The album is compiled with songs of all kinds for every music lover. From a melodious sound track to a typical Punjabi song, Meinu Ek Ladki Chaahiye is a complete album. The biggest highlight of the album is an item number sung by Mamta Sharma of Munni Badnaam and Fevicol Se fame. Mamta has crooned on ‘Gori Chitti’ which has been specially composed by Shahdab Bhartiya while Sanjay Dhoopa Mishra is the lyricist.
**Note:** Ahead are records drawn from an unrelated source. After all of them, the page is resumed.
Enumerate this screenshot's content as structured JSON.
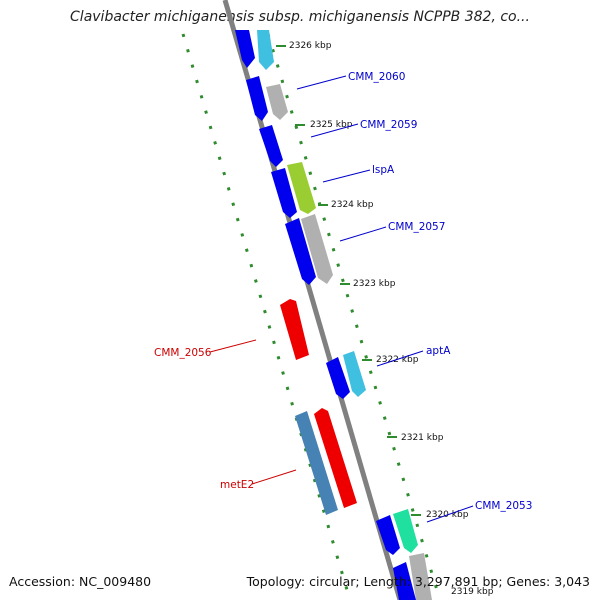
{
  "title": "Clavibacter michiganensis subsp. michiganensis NCPPB 382, co...",
  "footer": {
    "accession": "Accession: NC_009480",
    "stats": "Topology: circular; Length: 3,297,891 bp; Genes: 3,043"
  },
  "kbp_labels": [
    "2326 kbp",
    "2325 kbp",
    "2324 kbp",
    "2323 kbp",
    "2322 kbp",
    "2321 kbp",
    "2320 kbp",
    "2319 kbp"
  ],
  "gene_labels": [
    {
      "name": "CMM_2060",
      "color": "#0000cc"
    },
    {
      "name": "CMM_2059",
      "color": "#0000cc"
    },
    {
      "name": "lspA",
      "color": "#0000cc"
    },
    {
      "name": "CMM_2057",
      "color": "#0000cc"
    },
    {
      "name": "aptA",
      "color": "#0000cc"
    },
    {
      "name": "CMM_2053",
      "color": "#0000cc"
    },
    {
      "name": "CMM_2056",
      "color": "#cc0000"
    },
    {
      "name": "metE2",
      "color": "#cc0000"
    }
  ],
  "colors": {
    "backbone": "#808080",
    "ticks": "#2e8b2e",
    "forward_cds": "#0000ee",
    "reverse_cds": "#ee0000",
    "rna_blue": "#4682b4",
    "cyan": "#40c0e0",
    "gray": "#b0b0b0",
    "green": "#9acd32",
    "teal": "#20e0a0"
  }
}
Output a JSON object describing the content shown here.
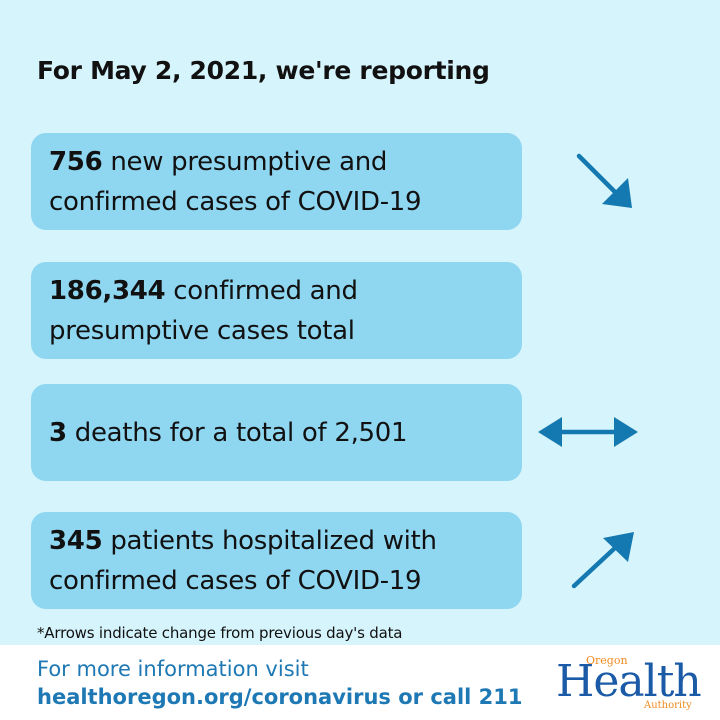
{
  "headline": "For May 2, 2021, we're reporting",
  "cards": [
    {
      "number": "756",
      "line1_rest": " new presumptive and",
      "line2": "confirmed cases of COVID-19",
      "arrow": "arrow-down-right-icon"
    },
    {
      "number": "186,344",
      "line1_rest": " confirmed and",
      "line2": "presumptive cases total",
      "arrow": ""
    },
    {
      "number": "3",
      "line1_rest": " deaths for a total of 2,501",
      "line2": "",
      "arrow": "arrow-left-right-icon"
    },
    {
      "number": "345",
      "line1_rest": " patients hospitalized with",
      "line2": "confirmed cases of COVID-19",
      "arrow": "arrow-up-right-icon"
    }
  ],
  "footnote": "*Arrows indicate change from previous day's data",
  "footer": {
    "line1": "For more information visit",
    "line2": "healthoregon.org/coronavirus or call 211"
  },
  "logo": {
    "oregon": "Oregon",
    "health": "Health",
    "authority": "Authority"
  },
  "colors": {
    "background": "#d6f4fb",
    "card": "#8fd6f1",
    "arrow": "#1479b0",
    "footer_text": "#1d78b4",
    "logo_blue": "#1a5aa6",
    "logo_orange": "#f08a1e"
  }
}
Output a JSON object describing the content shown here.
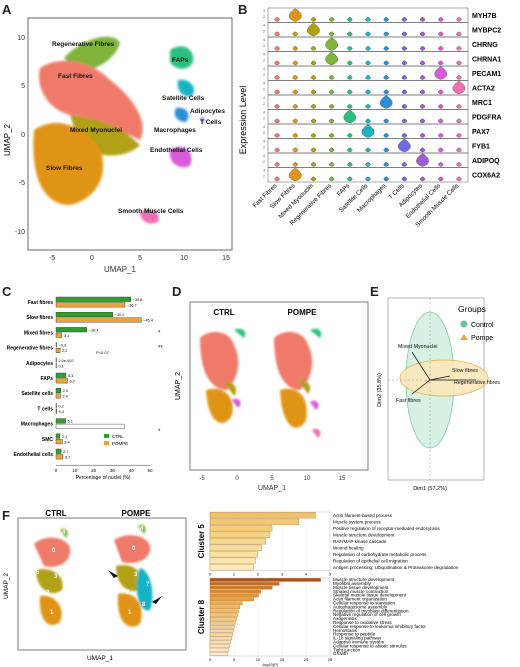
{
  "panels": {
    "A": "A",
    "B": "B",
    "C": "C",
    "D": "D",
    "E": "E",
    "F": "F"
  },
  "panelA": {
    "xlabel": "UMAP_1",
    "ylabel": "UMAP_2",
    "xticks": [
      "-5",
      "0",
      "5",
      "10",
      "15"
    ],
    "yticks": [
      "10",
      "5",
      "0",
      "-5",
      "-10"
    ],
    "labels": [
      {
        "text": "Regenerative Fibres"
      },
      {
        "text": "Fast Fibres"
      },
      {
        "text": "Mixed Myonuclei"
      },
      {
        "text": "Slow Fibres"
      },
      {
        "text": "FAPs"
      },
      {
        "text": "Satellite Cells"
      },
      {
        "text": "Adipocytes"
      },
      {
        "text": "T Cells"
      },
      {
        "text": "Macrophages"
      },
      {
        "text": "Endothelial Cells"
      },
      {
        "text": "Smooth Muscle Cells"
      }
    ]
  },
  "panelB": {
    "ylabel": "Expression Level",
    "genes": [
      "MYH7B",
      "MYBPC2",
      "CHRNG",
      "CHRNA1",
      "PECAM1",
      "ACTA2",
      "MRC1",
      "PDGFRA",
      "PAX7",
      "FYB1",
      "ADIPOQ",
      "COX6A2"
    ],
    "yticks": [
      "4",
      "2",
      "0"
    ],
    "groups": [
      "Fast Fibres",
      "Slow Fibres",
      "Mixed Myonuclei",
      "Regenerative Fibres",
      "FAPs",
      "Satellite Cells",
      "Macrophages",
      "T Cells",
      "Adipocytes",
      "Endothelial Cells",
      "Smooth Muscle Cells"
    ]
  },
  "chart_data": [
    {
      "type": "bar",
      "xlabel": "Percentage of nuclei (%)",
      "xticks": [
        "0",
        "10",
        "20",
        "30",
        "40",
        "50"
      ],
      "xlim": [
        0,
        50
      ],
      "categories": [
        "Fast fibres",
        "Slow fibres",
        "Mixed fibres",
        "Regenerative fibres",
        "Adipocytes",
        "FAPs",
        "Satellite cells",
        "T cells",
        "Macrophages",
        "SMC",
        "Endothelial cells"
      ],
      "series": [
        {
          "name": "CTRL",
          "color": "#2ca02c",
          "values": [
            39.8,
            30.2,
            16.4,
            0.3,
            0.002,
            5.3,
            2.5,
            0.2,
            5.1,
            2.1,
            2.7
          ]
        },
        {
          "name": "POMPE",
          "color": "#e8a33d",
          "values": [
            36.7,
            45.4,
            3.1,
            2.2,
            0.1,
            6.2,
            2.4,
            0.4,
            36.4,
            3.4,
            3.7
          ]
        }
      ],
      "value_labels": {
        "CTRL": [
          "~39.8",
          "~30.2",
          "~16.4",
          "~0.3",
          "2.0e-002",
          "5.3",
          "2.5",
          "0.2",
          "5.1",
          "2.1",
          "2.7"
        ],
        "POMPE": [
          "~36.7",
          "~45.4",
          "3.1",
          "2.2",
          "0.1",
          "6.2",
          "2.4",
          "0.4",
          "",
          "3.4",
          "3.7"
        ]
      },
      "annotations": [
        "*",
        "**",
        "P=0.07",
        "*"
      ]
    },
    {
      "type": "bar",
      "title": "Cluster 5",
      "xlabel": "-log10(P)",
      "xticks": [
        "0",
        "1",
        "2",
        "3",
        "4",
        "5"
      ],
      "xlim": [
        0,
        5.8
      ],
      "categories": [
        "Actin filament-based process",
        "Muscle system process",
        "Positive regulation of receptor-mediated endocytosis",
        "Muscle structure development",
        "RAF/MAP kinase cascade",
        "Wound healing",
        "Regulation of carbohydrate metabolic process",
        "Regulation of epithelial cell migration",
        "Antigen processing: Ubiquitination & Proteasome degradation"
      ],
      "values": [
        5.1,
        4.3,
        3.0,
        2.9,
        2.7,
        2.5,
        2.3,
        2.2,
        2.1
      ]
    },
    {
      "type": "bar",
      "title": "Cluster 8",
      "xlabel": "-log10(P)",
      "xticks": [
        "0",
        "5",
        "10",
        "15",
        "20",
        "25"
      ],
      "xlim": [
        0,
        26
      ],
      "categories": [
        "Muscle structure development",
        "Myofibril assembly",
        "Muscle tissue development",
        "Striated muscle contraction",
        "Skeletal muscle tissue development",
        "Actin filament organization",
        "Cellular response to starvation",
        "Autophagosome assembly",
        "Regulation of myoblast differentiation",
        "Negative regulation of cell growth",
        "Axogenesis",
        "Response to oxidative stress",
        "Cellular response to leukemia inhibitory factor",
        "Hemostasis",
        "Response to peptide",
        "IL-18 signaling pathway",
        "Adaptive immune system",
        "Cellular response to abiotic stimulus",
        "Tight junction",
        "Growth"
      ],
      "values": [
        24,
        15,
        13.5,
        11,
        10.5,
        9.5,
        7,
        6.5,
        6.2,
        6,
        5.8,
        5.5,
        5.3,
        5.1,
        4.9,
        4.7,
        4.5,
        4.3,
        4.1,
        3.9
      ]
    }
  ],
  "panelD": {
    "titles": [
      "CTRL",
      "POMPE"
    ],
    "xlabel": "UMAP_1",
    "ylabel": "UMAP_2",
    "xticks": [
      "-5",
      "0",
      "5",
      "10",
      "15"
    ],
    "yticks": [
      "10",
      "5",
      "0",
      "-5",
      "-10"
    ]
  },
  "panelE": {
    "legend_title": "Groups",
    "legend": [
      "Control",
      "Pompe"
    ],
    "xlabel": "Dim1 (57.2%)",
    "ylabel": "Dim2 (35.8%)",
    "vectors": [
      "Mixed Myonuclei",
      "Slow fibres",
      "Regenerative fibres",
      "Fast fibres"
    ]
  },
  "panelF": {
    "titles": [
      "CTRL",
      "POMPE"
    ],
    "xlabel": "UMAP_1",
    "ylabel": "UMAP_2",
    "cluster_numbers": [
      "0",
      "1",
      "2",
      "3",
      "4",
      "5",
      "6",
      "7",
      "8"
    ]
  }
}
Super-hit Mika Singh has sung Teri Toh Jhand and for the first time, audience will get to witness Raghubir Yadav's dancing abilities. Mesmerising Roop Kumar Rathod has voiced Nanhe Paon which beautifully emotes the unique relation between a parent and his daughter. There's also a romantic track featuring Puru Chibber and Reecha Sinha ‘Main Sifar’. Javed Ali is the voice behind this love song. Ravi Pawar is the composer of all the songs and Sanjay Dhoopa Mishra is the lyricist.
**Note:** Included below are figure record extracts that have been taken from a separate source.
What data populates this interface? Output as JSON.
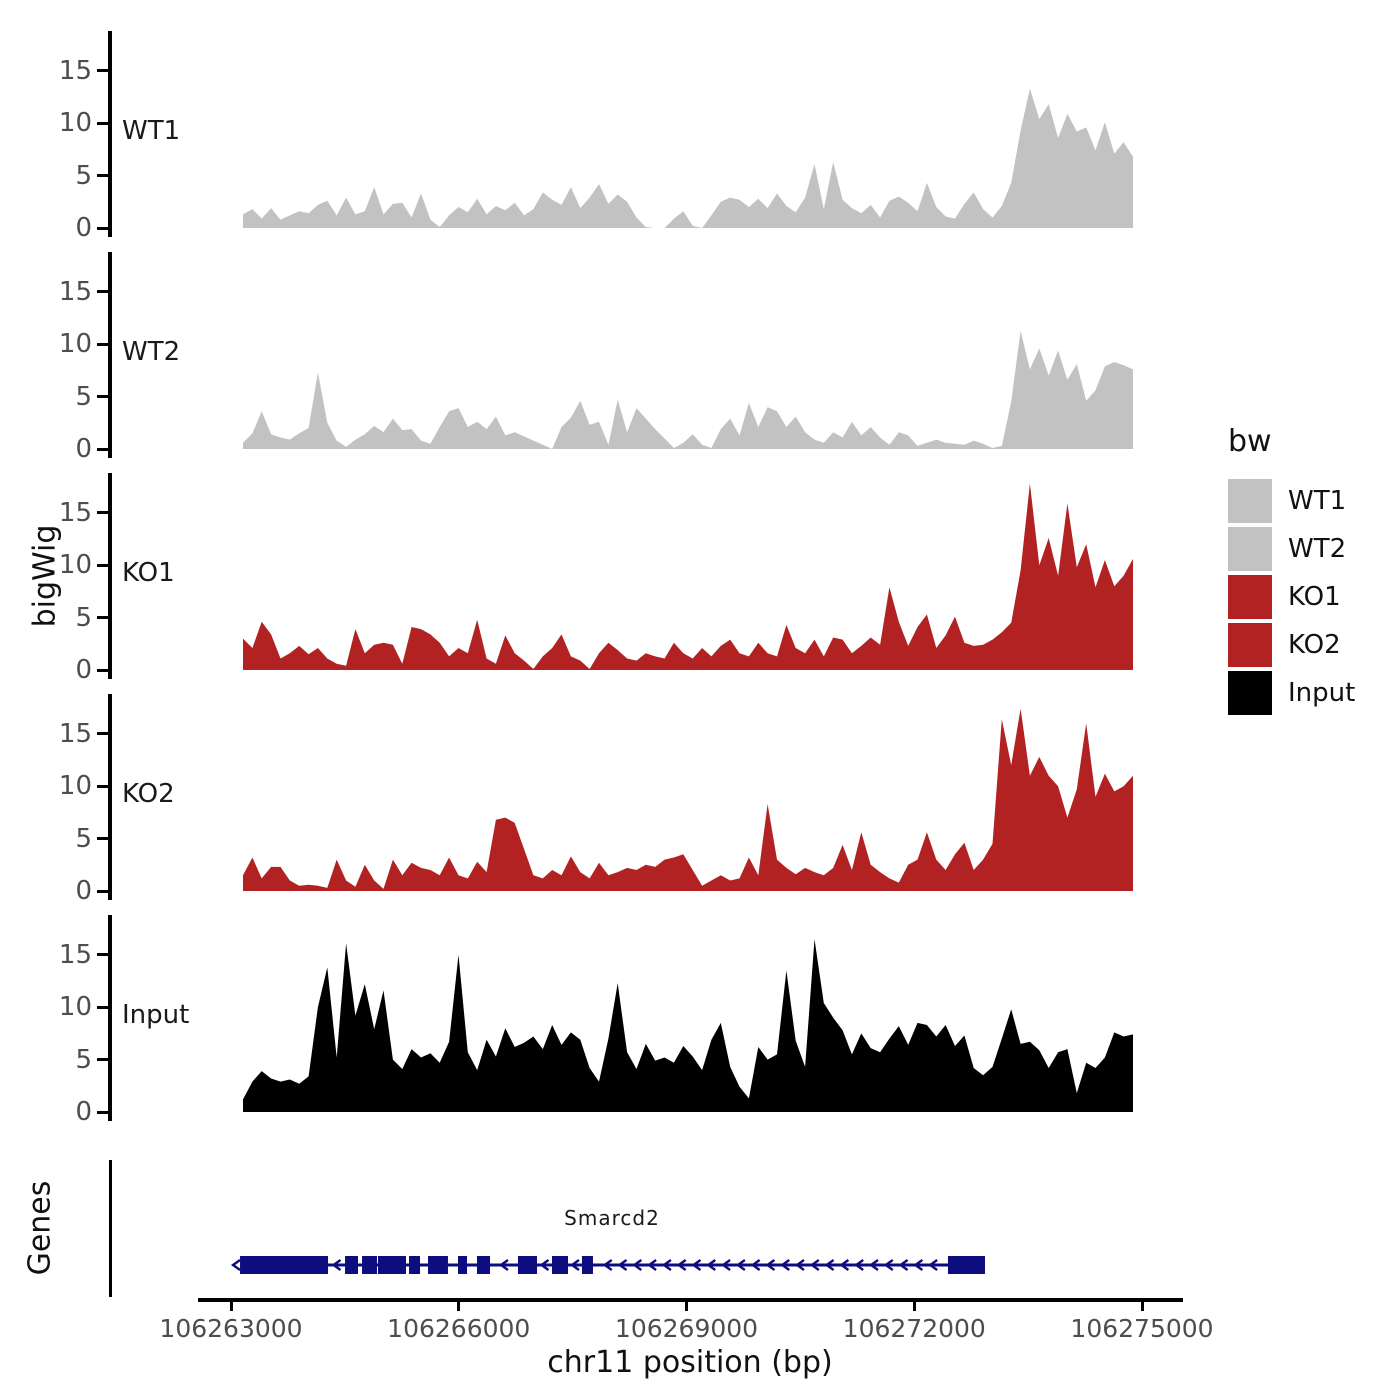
{
  "titles": {
    "y_axis": "bigWig",
    "genes_axis": "Genes"
  },
  "x_axis": {
    "title": "chr11 position (bp)",
    "ticks": [
      {
        "label": "106263000",
        "bp": 106263000
      },
      {
        "label": "106266000",
        "bp": 106266000
      },
      {
        "label": "106269000",
        "bp": 106269000
      },
      {
        "label": "106272000",
        "bp": 106272000
      },
      {
        "label": "106275000",
        "bp": 106275000
      }
    ]
  },
  "legend": {
    "title": "bw",
    "entries": [
      {
        "label": "WT1",
        "color": "#c2c2c2"
      },
      {
        "label": "WT2",
        "color": "#c2c2c2"
      },
      {
        "label": "KO1",
        "color": "#b22222"
      },
      {
        "label": "KO2",
        "color": "#b22222"
      },
      {
        "label": "Input",
        "color": "#000000"
      }
    ]
  },
  "tracks": [
    {
      "label": "WT1",
      "yticks": [
        0,
        5,
        10,
        15
      ]
    },
    {
      "label": "WT2",
      "yticks": [
        0,
        5,
        10,
        15
      ]
    },
    {
      "label": "KO1",
      "yticks": [
        0,
        5,
        10,
        15
      ]
    },
    {
      "label": "KO2",
      "yticks": [
        0,
        5,
        10,
        15
      ]
    },
    {
      "label": "Input",
      "yticks": [
        0,
        5,
        10,
        15
      ]
    }
  ],
  "chart_data": {
    "type": "area",
    "xlabel": "chr11 position (bp)",
    "ylabel": "bigWig",
    "x_axis_range_bp": [
      106262560,
      106275540
    ],
    "x_ticks_bp": [
      106263000,
      106266000,
      106269000,
      106272000,
      106275000
    ],
    "track_ylim": [
      0,
      18.8
    ],
    "track_yticks": [
      0,
      5,
      10,
      15
    ],
    "data_x_start_bp": 106263160,
    "data_x_end_bp": 106274880,
    "series": [
      {
        "name": "WT1",
        "color": "#c2c2c2",
        "values": [
          1.3,
          1.8,
          0.9,
          1.9,
          0.8,
          1.2,
          1.6,
          1.4,
          2.2,
          2.6,
          1.2,
          2.9,
          1.3,
          1.6,
          3.9,
          1.3,
          2.3,
          2.4,
          1.0,
          3.3,
          0.8,
          0.1,
          1.2,
          2.0,
          1.5,
          2.8,
          1.3,
          2.1,
          1.7,
          2.4,
          1.2,
          1.8,
          3.4,
          2.7,
          2.2,
          3.9,
          1.9,
          2.9,
          4.2,
          2.3,
          3.2,
          2.5,
          1.0,
          0.1,
          0.0,
          0.0,
          0.9,
          1.6,
          0.2,
          0.0,
          1.2,
          2.5,
          2.9,
          2.7,
          2.0,
          2.8,
          1.9,
          3.3,
          2.1,
          1.5,
          2.9,
          6.1,
          1.8,
          6.3,
          2.7,
          1.9,
          1.4,
          2.2,
          1.0,
          2.6,
          3.0,
          2.4,
          1.6,
          4.3,
          2.0,
          1.1,
          0.9,
          2.3,
          3.4,
          1.8,
          1.0,
          2.1,
          4.3,
          9.3,
          13.3,
          10.4,
          11.8,
          8.6,
          10.9,
          9.2,
          9.6,
          7.4,
          10.1,
          7.1,
          8.2,
          6.8
        ]
      },
      {
        "name": "WT2",
        "color": "#c2c2c2",
        "values": [
          0.6,
          1.5,
          3.6,
          1.4,
          1.1,
          0.9,
          1.5,
          2.0,
          7.3,
          2.5,
          0.8,
          0.2,
          0.9,
          1.4,
          2.2,
          1.6,
          2.9,
          1.8,
          1.9,
          0.8,
          0.5,
          2.1,
          3.6,
          3.9,
          2.1,
          2.6,
          1.9,
          3.1,
          1.3,
          1.6,
          1.2,
          0.8,
          0.4,
          0.0,
          2.1,
          3.0,
          4.6,
          2.3,
          2.6,
          0.4,
          4.7,
          1.6,
          3.9,
          2.9,
          1.9,
          1.0,
          0.1,
          0.6,
          1.4,
          0.4,
          0.1,
          1.9,
          2.9,
          1.3,
          4.4,
          2.1,
          4.0,
          3.6,
          2.1,
          3.1,
          1.6,
          0.9,
          0.6,
          1.6,
          1.1,
          2.6,
          1.3,
          2.1,
          1.1,
          0.4,
          1.6,
          1.3,
          0.3,
          0.6,
          0.9,
          0.6,
          0.5,
          0.4,
          0.8,
          0.5,
          0.1,
          0.3,
          4.5,
          11.3,
          7.6,
          9.6,
          7.0,
          9.4,
          6.6,
          8.1,
          4.6,
          5.6,
          7.9,
          8.3,
          8.0,
          7.6
        ]
      },
      {
        "name": "KO1",
        "color": "#b22222",
        "values": [
          3.0,
          2.1,
          4.6,
          3.4,
          1.1,
          1.6,
          2.3,
          1.5,
          2.1,
          1.1,
          0.6,
          0.4,
          3.9,
          1.6,
          2.4,
          2.6,
          2.4,
          0.6,
          4.1,
          3.9,
          3.4,
          2.6,
          1.3,
          2.1,
          1.6,
          4.8,
          1.1,
          0.6,
          3.3,
          1.6,
          0.9,
          0.1,
          1.3,
          2.1,
          3.4,
          1.3,
          0.9,
          0.1,
          1.6,
          2.6,
          1.9,
          1.1,
          0.9,
          1.6,
          1.3,
          1.1,
          2.6,
          1.6,
          1.1,
          2.1,
          1.3,
          2.3,
          2.9,
          1.6,
          1.3,
          2.6,
          1.6,
          1.3,
          4.3,
          2.1,
          1.6,
          2.9,
          1.3,
          3.1,
          2.9,
          1.6,
          2.3,
          3.1,
          2.4,
          7.9,
          4.6,
          2.3,
          4.1,
          5.3,
          2.1,
          3.3,
          5.1,
          2.6,
          2.3,
          2.4,
          2.9,
          3.6,
          4.5,
          9.5,
          17.8,
          10.0,
          12.6,
          9.0,
          15.9,
          9.8,
          12.0,
          7.9,
          10.5,
          8.0,
          9.0,
          10.6
        ]
      },
      {
        "name": "KO2",
        "color": "#b22222",
        "values": [
          1.5,
          3.2,
          1.2,
          2.3,
          2.3,
          1.0,
          0.5,
          0.6,
          0.5,
          0.3,
          3.0,
          1.0,
          0.4,
          2.5,
          1.0,
          0.2,
          3.0,
          1.5,
          2.7,
          2.2,
          2.0,
          1.5,
          3.2,
          1.5,
          1.2,
          2.8,
          1.8,
          6.8,
          7.0,
          6.5,
          4.0,
          1.5,
          1.2,
          2.0,
          1.5,
          3.3,
          1.8,
          1.2,
          2.7,
          1.5,
          1.8,
          2.2,
          2.0,
          2.5,
          2.3,
          3.0,
          3.2,
          3.5,
          2.0,
          0.5,
          1.0,
          1.5,
          1.0,
          1.2,
          3.2,
          1.5,
          8.3,
          3.0,
          2.2,
          1.6,
          2.2,
          1.8,
          1.5,
          2.2,
          4.4,
          2.0,
          5.6,
          2.5,
          1.8,
          1.2,
          0.8,
          2.5,
          3.0,
          5.6,
          3.0,
          2.0,
          3.5,
          4.6,
          2.0,
          3.0,
          4.5,
          16.4,
          12.0,
          17.4,
          11.0,
          12.8,
          11.0,
          10.0,
          7.0,
          9.7,
          16.0,
          9.0,
          11.2,
          9.5,
          10.0,
          11.0
        ]
      },
      {
        "name": "Input",
        "color": "#000000",
        "values": [
          1.2,
          2.9,
          3.9,
          3.2,
          2.9,
          3.1,
          2.7,
          3.4,
          10.0,
          13.8,
          5.2,
          16.1,
          9.2,
          12.2,
          7.9,
          11.6,
          5.0,
          4.1,
          6.0,
          5.2,
          5.6,
          4.7,
          6.7,
          15.0,
          5.7,
          4.0,
          6.9,
          5.3,
          8.0,
          6.2,
          6.6,
          7.2,
          6.0,
          8.3,
          6.4,
          7.6,
          6.9,
          4.2,
          2.9,
          7.0,
          12.3,
          5.7,
          4.1,
          6.5,
          4.9,
          5.2,
          4.7,
          6.3,
          5.3,
          4.0,
          6.9,
          8.5,
          4.3,
          2.4,
          1.3,
          6.2,
          5.0,
          5.5,
          13.5,
          6.8,
          4.3,
          16.5,
          10.4,
          9.0,
          7.8,
          5.5,
          7.5,
          6.1,
          5.7,
          7.0,
          8.2,
          6.4,
          8.5,
          8.3,
          7.2,
          8.3,
          6.3,
          7.3,
          4.2,
          3.5,
          4.3,
          7.0,
          9.8,
          6.5,
          6.7,
          5.9,
          4.2,
          5.7,
          6.0,
          1.8,
          4.7,
          4.2,
          5.2,
          7.6,
          7.2,
          7.4
        ]
      }
    ],
    "gene": {
      "name": "Smarcd2",
      "color": "#0d0d80",
      "strand": "-",
      "span_bp": [
        106263119,
        106272932
      ],
      "exons_bp": [
        [
          106263119,
          106264278
        ],
        [
          106264502,
          106264673
        ],
        [
          106264726,
          106264923
        ],
        [
          106264936,
          106265305
        ],
        [
          106265345,
          106265490
        ],
        [
          106265595,
          106265858
        ],
        [
          106265990,
          106266109
        ],
        [
          106266240,
          106266412
        ],
        [
          106266780,
          106267031
        ],
        [
          106267228,
          106267439
        ],
        [
          106267623,
          106267768
        ],
        [
          106272444,
          106272932
        ]
      ]
    }
  }
}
| No. | Title | Lyrics | Singer(s) | Length |
|---|---|---|---|---|
| 1. | "Gori Chitti" | Sanjay Dhoopa Mishra | Mamta Sharma | 5:21 |
| 2. | "Raam naam Ladoo" | Sanjay Dhoopa Mishra | Nikhi D'souza, Nitin Arora | 4:35 |
| 3. | "Teri To Jhand" | Sanjay Dhoopa Mishra | Mika Singh | 3:15 |
| 4. | "Main Sifar Me" | Sanjay Dhoopa Mishra | Javed Ali | 4:53 |
| 5. | "Nanhe Paon" | Sanjay Dhoopa Mishra | Roop Kumar Rathod | 6:36 |
| Total length: |  |  |  | 23:06 |

==Reception==

Meinu Ek Ladki Chaahiye received mixed reviews and has been appreciated for the content of the film. RJ Jeeturaj gave 2.5 stars while JustBollywood.com gave 3.5 stars and said, "A well timed movie and a beautiful satire which is worth watching considering the ace performance of Raghubir Yadav." Also Celebexplore.com given 2.5 Stars.

Filmytown gave 3 stars and said, "The movie touches upon several issues in the country however in an entertaining manner."